The best advice I can give here is to use a food processor or Ninja to prepare this. Using a pastry blender will just make the process longer and more labor intensive.
The crumbs are supposed to resemble wet sand, so there would be a lot of work involved by doing it by hand.
The jam called for in the crust ingredients is used after you bake and slightly cool the crust. The original recipe (it’s from an old book so I cannot supply a link) calls for blueberry jam. The only time I ever had that variety was when a neighbor gifted me with some she bought whilst on vacation.
Most of us have raspberry jam or grape jelly at our disposal so it’s not necessary to run out and buy blueberry jam. All the jam really does is “seal” the pastry so it doesn’t get too soggy. And on that note, don’t store them covered!!! They’ll get soggy and inedible. Just store them on a rack open to the air.

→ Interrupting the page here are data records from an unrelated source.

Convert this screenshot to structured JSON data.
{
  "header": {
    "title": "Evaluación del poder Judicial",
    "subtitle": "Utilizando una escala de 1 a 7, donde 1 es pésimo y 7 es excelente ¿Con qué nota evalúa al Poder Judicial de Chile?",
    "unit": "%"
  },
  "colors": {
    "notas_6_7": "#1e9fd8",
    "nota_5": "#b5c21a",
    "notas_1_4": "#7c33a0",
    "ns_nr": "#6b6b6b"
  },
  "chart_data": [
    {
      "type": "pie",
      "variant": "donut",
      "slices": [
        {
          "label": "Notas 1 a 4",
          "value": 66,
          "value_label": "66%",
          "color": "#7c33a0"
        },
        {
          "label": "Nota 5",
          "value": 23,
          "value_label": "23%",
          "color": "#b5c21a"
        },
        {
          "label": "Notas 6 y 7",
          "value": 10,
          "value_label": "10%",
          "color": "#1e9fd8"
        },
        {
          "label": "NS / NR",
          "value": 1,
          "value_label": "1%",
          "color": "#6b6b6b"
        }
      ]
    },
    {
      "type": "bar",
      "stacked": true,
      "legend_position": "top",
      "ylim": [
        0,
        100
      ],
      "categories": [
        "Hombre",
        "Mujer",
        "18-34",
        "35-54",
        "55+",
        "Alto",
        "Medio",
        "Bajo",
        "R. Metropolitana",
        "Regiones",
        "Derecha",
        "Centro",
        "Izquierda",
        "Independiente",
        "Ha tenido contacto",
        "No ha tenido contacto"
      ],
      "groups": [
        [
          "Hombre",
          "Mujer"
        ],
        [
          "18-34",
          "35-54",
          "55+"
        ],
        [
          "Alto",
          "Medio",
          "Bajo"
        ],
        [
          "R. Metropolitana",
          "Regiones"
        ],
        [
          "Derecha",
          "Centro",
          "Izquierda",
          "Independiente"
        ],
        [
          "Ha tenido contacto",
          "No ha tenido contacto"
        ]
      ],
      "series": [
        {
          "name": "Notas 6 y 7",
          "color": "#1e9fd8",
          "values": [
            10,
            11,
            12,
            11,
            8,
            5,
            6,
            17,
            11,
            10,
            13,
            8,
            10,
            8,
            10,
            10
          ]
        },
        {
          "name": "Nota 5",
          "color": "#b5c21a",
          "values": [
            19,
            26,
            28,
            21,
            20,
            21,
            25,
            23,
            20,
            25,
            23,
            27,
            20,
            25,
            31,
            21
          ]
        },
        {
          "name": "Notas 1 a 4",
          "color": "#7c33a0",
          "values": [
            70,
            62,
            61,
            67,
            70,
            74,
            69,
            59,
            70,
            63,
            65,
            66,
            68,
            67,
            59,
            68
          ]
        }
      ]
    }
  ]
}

Even though I used the glaze on the most recent batch I made, my thinking is that it’s an optional ingredient here. As I said before, the bars are soft so any additional liquid ingredient will make them even softer. So if you don’t feel like glazing them–don’t. They’re totally awesome without it.
- 1 1/2 cups flour
- 3 tbs confectioners sugar
- 1/4 tsp salt
- 8 tbs cold unsalted butter cubed
- 6 tbs berry jam any variety
- 3 cups fresh blueberries
- 2 tbs sugar
- 1 tbs fresh lemon juice
- 2 tsp cornstarch
- 2 tsp lemon zest
- 1 cup sugar
- 1/2 cup flour
- 1/2 tsp baking powder
- 1/4 tsp salt
- 2 eggs slightly beaten
- 1 tsp vanilla extract
- 1/2 cup sifted confectioners sugar
- 2-3 tbs heavy cream
- 1 tbs lemon juice
- Preheat oven to 375 degrees F. Lightly spray a 13 x 9-inch pan with non-stick spray.
- Pulse the first 3 crust ingredients in a food processor. Add the cubes of cold butter and pulse until the mixture resembles wet sand. Press the crust evenly in the pan and bake for 15 minutes. Cool for 5 minutes then spread the jam over the top of the crust. Leave the oven on at 375.
- Mix the blueberries, 2 tbs sugar, lemon juice, cornstarch and lemon zest in a medium bowl; set aside. In a large bowl, mix the 1 cup sugar, 1/2 cup flour, baking powder and salt, combining well. Stir in the eggs and vanilla. Fold in the blueberry mixture and spread over crust. Bake for 35-40 minutes or until toothpick inserted in the center comes out clean. Cool completely.
- Mix glaze ingredients and drizzle over cooled bars. You may need more (or less) cream to get the right consistency. Always start with the least amount; you can always add more liquid.